The Code Behind The Vulnerabilty
At the Developer Developer Developer 13 conference in Reading, UK, the third talk I visited was The Code Behind The Vulnerability by Barry Dorrans.
Thank you very much Barry for flying over to the U.K. just to give this talk to us, and I hope to see you again before another 7 years have past!
Barry warned that he was very sweary on his Twitter account, and said in the States he was often told he wasn’t allowed to say a lot of the things he says, and that replies that it is a British cultural thing and that has to be allowed because it is being inclusive and Microsoft is all in favor of that :-)
His presentation style was markedly different to the other speakers who tend to be very carefully not to accidentally offend anyone. I don’t know if anyone in the audience was offended, but the talk did receive a lot of laughs.
The talk covered eight major security incidents, how Microsoft fixed them and what we should know in order to avoid security problems ourselves.
Barry explained the process that Microsoft go through when they receive news of a vulnerability. Barry personally signs cheques to reward people who report vulnerabilities to them.
The talk covers the following vulnerabilities:
- Hash DoS — MS11–100 CVE-2011–3141
- Padding Oracle — MS10–070 CVE-2010–3332
- SharePoint ViewState — MS13–067
- Infinite Regex DoS — MS15–101
- XSS in ASP.NET Core with Raw HTML
- Griefing via CSRF
- Malware via WSDL
- Mistrusting user input
There is information on these and many many more security issues on Microsoft’s Security Advisories and Bulletins site
Barry said although you should not use BinaryFormatter, some developers might been in situations where they have to use it. In that situation the code in the screenshot below is not Microsoft officially recommended code (use at your own risk) but might work for you.
Infinite Regex is just one example of how nasty Regular Expressions can be. The sheer complexity of them makes it hard to recognize all the possible permutations. In this case Microsoft just added a timeout to protect your application servers from freezing up due to malicious inputs.
Barry recommends against using regular expressions to validate inputs.
If you do use regular expressions, set a global regex timeout.
A newer vulnerability is XSS in ASP.NET Core
The French Microsoft MVP, Kévin Chalet, also discovered CSRF in ASP.NET Core.

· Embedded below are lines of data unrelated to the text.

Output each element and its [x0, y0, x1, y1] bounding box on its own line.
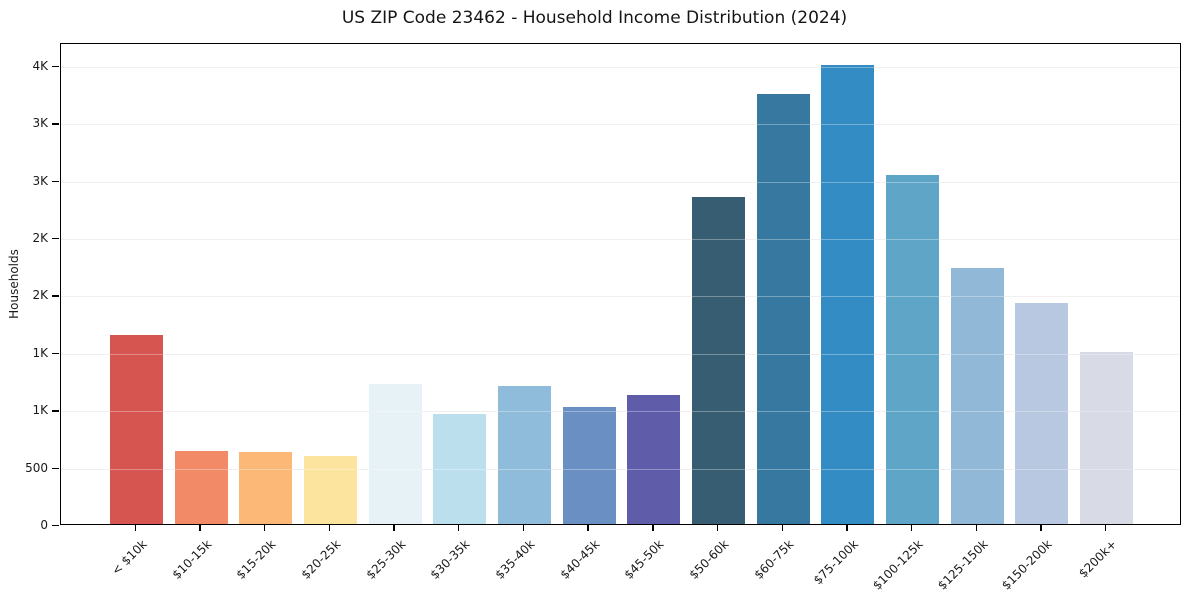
y-tick-label: 1K: [32, 403, 48, 418]
y-tick-mark: [52, 238, 59, 240]
bar-$60-75k: [756, 93, 810, 524]
bar-$125-150k: [950, 268, 1004, 524]
x-tick-label: $150-200k: [999, 537, 1055, 590]
gridline-overlay: [61, 181, 1180, 183]
x-tick-label: $60-75k: [751, 537, 797, 582]
bar-$100-125k: [886, 175, 940, 524]
gridline: [61, 353, 1180, 355]
bar-$75-100k: [821, 64, 875, 524]
gridline-overlay: [61, 353, 1180, 355]
bar-$50-60k: [692, 196, 746, 524]
y-tick-label: 4K: [32, 58, 48, 73]
gridline: [61, 468, 1180, 470]
gridline: [61, 66, 1180, 68]
x-tick-mark: [522, 525, 525, 531]
x-tick-mark: [134, 525, 137, 531]
x-tick-label: $50-60k: [686, 537, 732, 582]
gridline: [61, 239, 1180, 241]
gridline-overlay: [61, 66, 1180, 68]
x-tick-label: $200k+: [1076, 537, 1120, 581]
x-tick-mark: [587, 525, 589, 531]
x-tick-mark: [910, 525, 913, 531]
y-tick-mark: [52, 352, 59, 355]
y-tick-mark: [52, 123, 59, 125]
y-tick-mark: [52, 410, 59, 412]
bar-$150-200k: [1015, 302, 1069, 524]
y-axis-label: Households: [7, 249, 21, 319]
y-tick-label: 2K: [32, 288, 48, 303]
y-tick-mark: [52, 180, 59, 183]
gridline-overlay: [61, 239, 1180, 241]
x-tick-mark: [1104, 525, 1107, 531]
y-tick-mark: [52, 525, 59, 527]
x-tick-label: $10-15k: [169, 537, 214, 582]
gridline: [61, 296, 1180, 298]
x-tick-label: $20-25k: [298, 537, 344, 582]
plot-area: [60, 43, 1181, 525]
gridline-overlay: [61, 296, 1180, 298]
chart-title: US ZIP Code 23462 - Household Income Dis…: [341, 8, 848, 28]
bar-layer: [61, 44, 1180, 524]
x-tick-mark: [393, 525, 395, 531]
x-tick-label: < $10k: [108, 537, 150, 578]
gridline-layer: [61, 44, 1180, 524]
gridline-overlay: [61, 124, 1180, 126]
x-tick-mark: [199, 525, 201, 531]
gridline: [61, 181, 1180, 183]
y-tick-label: 1K: [32, 345, 48, 360]
y-tick-mark: [52, 65, 59, 68]
x-tick-mark: [328, 525, 331, 531]
y-tick-label: 0: [40, 518, 48, 532]
x-tick-label: $25-30k: [363, 537, 408, 582]
x-tick-label: $30-35k: [427, 537, 473, 582]
bar-$10-15k: [174, 450, 228, 524]
y-tick-label: 3K: [32, 173, 48, 188]
gridline-overlay: [61, 411, 1180, 413]
x-tick-label: $45-50k: [621, 537, 667, 582]
x-tick-mark: [264, 525, 266, 531]
gridline: [61, 411, 1180, 413]
bar-$20-25k: [303, 456, 357, 524]
bar-< $10k: [109, 334, 163, 524]
x-tick-label: $100-125k: [869, 537, 926, 590]
x-tick-mark: [458, 525, 460, 531]
x-tick-label: $75-100k: [810, 537, 861, 588]
bar-$30-35k: [433, 413, 487, 524]
y-tick-mark: [52, 295, 59, 297]
x-tick-mark: [846, 525, 848, 531]
y-tick-label: 2K: [32, 231, 48, 246]
bar-$15-20k: [239, 451, 293, 524]
bar-$25-30k: [368, 384, 422, 524]
x-tick-label: $35-40k: [492, 537, 538, 582]
x-tick-label: $15-20k: [233, 537, 279, 582]
gridline: [61, 124, 1180, 126]
x-tick-mark: [716, 525, 719, 531]
x-tick-label: $125-150k: [934, 537, 991, 590]
x-tick-mark: [781, 525, 783, 531]
x-tick-label: $40-45k: [557, 537, 603, 582]
x-tick-mark: [975, 525, 977, 531]
bar-$40-45k: [562, 406, 616, 524]
bar-$45-50k: [627, 395, 681, 524]
x-tick-mark: [1040, 525, 1042, 531]
gridline-overlay: [61, 468, 1180, 470]
y-tick-label: 3K: [32, 116, 48, 131]
gridline-overlay-layer: [61, 44, 1180, 524]
y-tick-label: 500: [25, 460, 48, 475]
bar-$200k+: [1080, 351, 1134, 524]
y-tick-mark: [52, 467, 59, 469]
bar-$35-40k: [497, 386, 551, 524]
x-tick-mark: [652, 525, 654, 531]
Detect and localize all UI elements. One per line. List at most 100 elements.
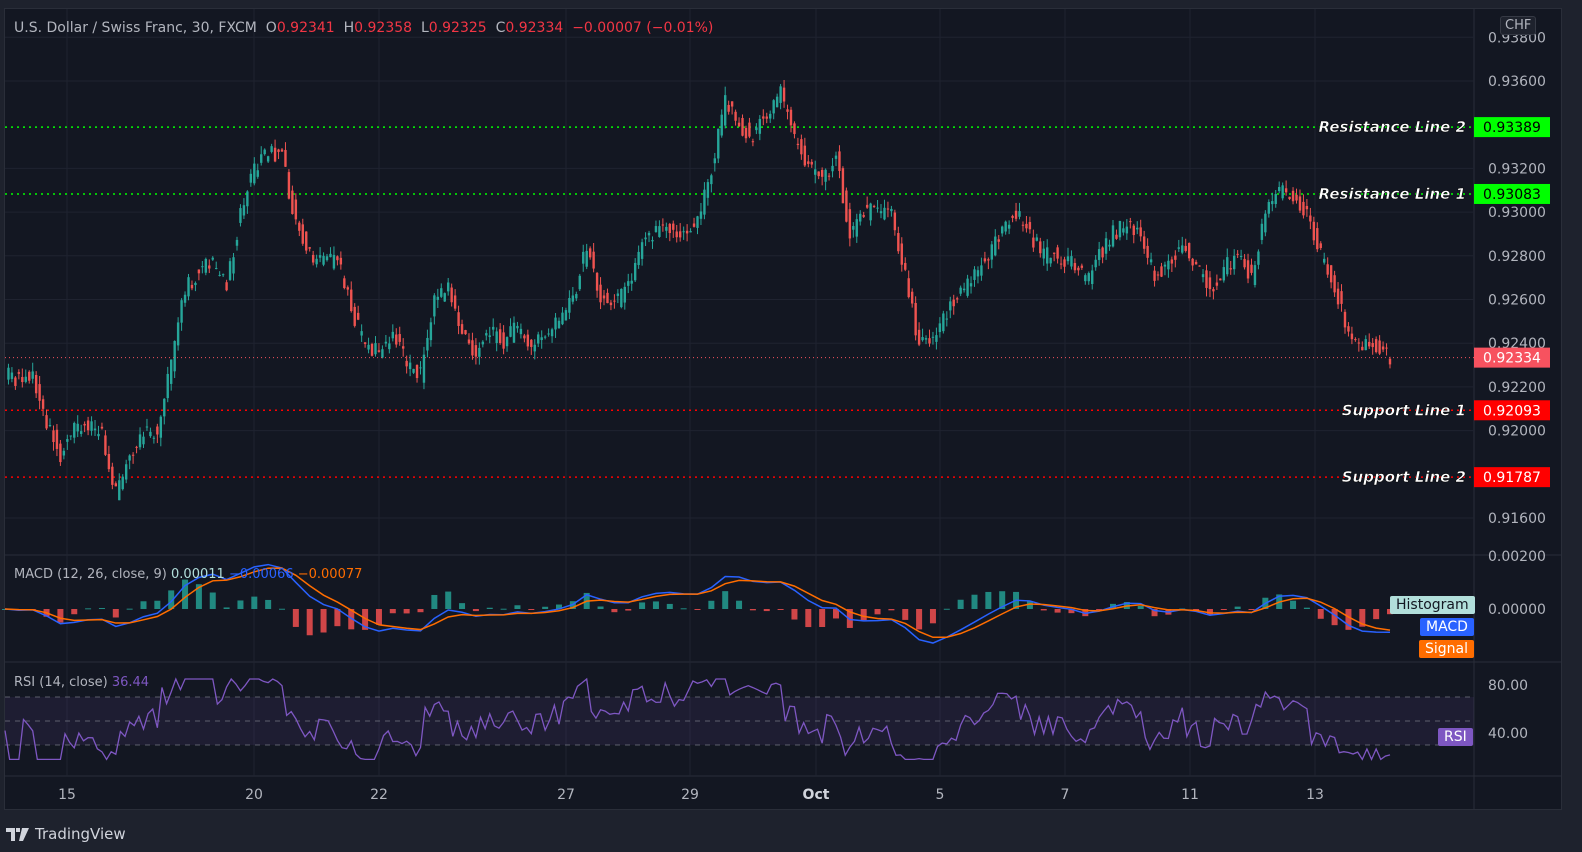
macd-histogram-bar bbox=[791, 609, 798, 620]
candle-body bbox=[370, 343, 374, 356]
candle-body bbox=[983, 258, 987, 262]
candle-body bbox=[865, 204, 869, 208]
candle-body bbox=[571, 295, 575, 302]
candle-body bbox=[1232, 255, 1236, 270]
tradingview-logo: TradingView bbox=[6, 825, 126, 843]
candle-body bbox=[841, 168, 845, 204]
candle-body bbox=[1094, 259, 1097, 268]
candle-body bbox=[1323, 258, 1326, 263]
candle-body bbox=[149, 431, 152, 437]
macd-histogram-bar bbox=[1054, 609, 1061, 613]
candle-body bbox=[1243, 258, 1246, 268]
candle-body bbox=[949, 301, 952, 311]
candle-body bbox=[543, 336, 547, 338]
candle-body bbox=[48, 425, 52, 427]
candle-body bbox=[111, 466, 114, 485]
candle-body bbox=[935, 335, 938, 342]
candle-body bbox=[346, 287, 349, 290]
candle-body bbox=[717, 128, 720, 159]
candle-body bbox=[215, 268, 218, 270]
candle-body bbox=[1284, 188, 1288, 193]
macd-histogram-bar bbox=[971, 594, 978, 609]
candle-body bbox=[973, 269, 976, 280]
candle-body bbox=[616, 293, 620, 296]
macd-histogram-bar bbox=[888, 609, 895, 611]
candle-body bbox=[97, 433, 100, 437]
candle-body bbox=[647, 232, 651, 236]
macd-histogram-bar bbox=[929, 609, 936, 624]
candle-body bbox=[260, 154, 263, 163]
candle-body bbox=[138, 434, 142, 448]
macd-histogram-bar bbox=[1206, 609, 1213, 615]
macd-axis-label: 0.00200 bbox=[1488, 549, 1546, 565]
candle-body bbox=[1007, 224, 1011, 229]
level-label: Resistance Line 2 bbox=[1319, 118, 1466, 136]
candle-body bbox=[682, 231, 685, 233]
candle-body bbox=[381, 349, 384, 358]
candle-body bbox=[1032, 237, 1035, 248]
candle-body bbox=[388, 343, 391, 350]
candle-body bbox=[83, 423, 86, 426]
candle-body bbox=[440, 288, 443, 297]
candle-body bbox=[66, 439, 69, 442]
candle-body bbox=[426, 337, 429, 351]
candle-body bbox=[585, 250, 588, 267]
candle-body bbox=[1167, 260, 1170, 270]
level-price-label: 0.92093 bbox=[1483, 403, 1541, 419]
macd-histogram-bar bbox=[902, 609, 909, 620]
close-value: 0.92334 bbox=[505, 20, 564, 36]
candle-body bbox=[21, 377, 24, 383]
candle-body bbox=[557, 320, 561, 329]
candle-body bbox=[530, 339, 533, 347]
candle-body bbox=[706, 182, 710, 198]
candle-body bbox=[685, 230, 689, 234]
candle-body bbox=[481, 341, 485, 345]
change-value: −0.00007 (−0.01%) bbox=[572, 20, 714, 36]
candle-body bbox=[280, 149, 284, 152]
candle-body bbox=[672, 223, 675, 230]
macd-histogram-bar bbox=[722, 591, 729, 609]
candle-body bbox=[1063, 259, 1066, 267]
candle-body bbox=[599, 284, 602, 303]
candle-body bbox=[305, 231, 308, 251]
candle-body bbox=[398, 334, 401, 342]
macd-histogram-bar bbox=[611, 609, 618, 613]
candle-body bbox=[914, 302, 917, 336]
candle-body bbox=[1208, 277, 1212, 290]
candle-body bbox=[990, 244, 994, 260]
candle-body bbox=[592, 251, 595, 269]
candle-body bbox=[772, 100, 775, 114]
candle-body bbox=[31, 371, 34, 379]
candle-body bbox=[834, 155, 838, 159]
candle-body bbox=[793, 123, 796, 135]
candle-body bbox=[1201, 274, 1205, 278]
candle-body bbox=[620, 288, 623, 308]
candle-body bbox=[107, 453, 111, 470]
candle-body bbox=[45, 415, 48, 429]
macd-histogram-bar bbox=[98, 607, 105, 609]
candle-body bbox=[609, 302, 613, 306]
candle-body bbox=[1025, 223, 1028, 229]
candle-body bbox=[294, 199, 298, 220]
macd-histogram-bar bbox=[514, 605, 521, 609]
candle-body bbox=[100, 426, 104, 429]
currency-button[interactable]: CHF bbox=[1500, 16, 1537, 35]
candle-body bbox=[928, 338, 931, 344]
candle-body bbox=[412, 368, 415, 373]
candle-body bbox=[512, 322, 516, 343]
rsi-axis-label: 40.00 bbox=[1488, 726, 1528, 742]
candle-body bbox=[938, 323, 942, 333]
candle-body bbox=[277, 149, 280, 152]
candle-body bbox=[734, 111, 737, 121]
candle-body bbox=[1108, 244, 1111, 247]
candle-body bbox=[845, 190, 848, 222]
candle-body bbox=[810, 161, 813, 165]
candle-body bbox=[848, 209, 852, 239]
candle-body bbox=[408, 362, 412, 370]
candle-body bbox=[218, 274, 221, 276]
macd-histogram-bar bbox=[556, 604, 562, 609]
candle-body bbox=[1177, 247, 1180, 249]
macd-histogram-bar bbox=[1234, 606, 1241, 609]
level-label: Resistance Line 1 bbox=[1319, 185, 1466, 203]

Even more seriously, there was recently a Nation state attack on the Ukraine involving abuse of the Web Services Discovery Language.
There was a bug inside the IsValidUrl validator. Barry suggested this may have been taken advantage of by “the unknown nation of Russia.”
BEST. SLIDE. EVER!
I was left wondering which time machine Barry used to find out that Microsoft MVP Mikhail Shcherbakov reported a 2018 CVE in 2019. This one relates to the UrlHelper:
This becomes a problem when password reset emails become involved.
You can avoid problems by limiting the hosts you listen to just the ones that you need, and properly validating your inputs.
Also covered in the talk was Cypher-Block-Chaining mode with symmetric encryption
For more information on the need to add authenticated signatures to encrypted data, see the Microsoft guidance for CBC Symmetric Encryption Security Feature Bypass.
Next up was Bad encoding:
Barry calls the next issue I i Captain. You would expect this comparison to always be true, but this is because we have an English bias. What about other languages?
Barry gave a demo using the Turkish language settings, and we saw the comparison evaluated to false.
The Thai language can also create security problems because unlike other languages it has no punctuation marks.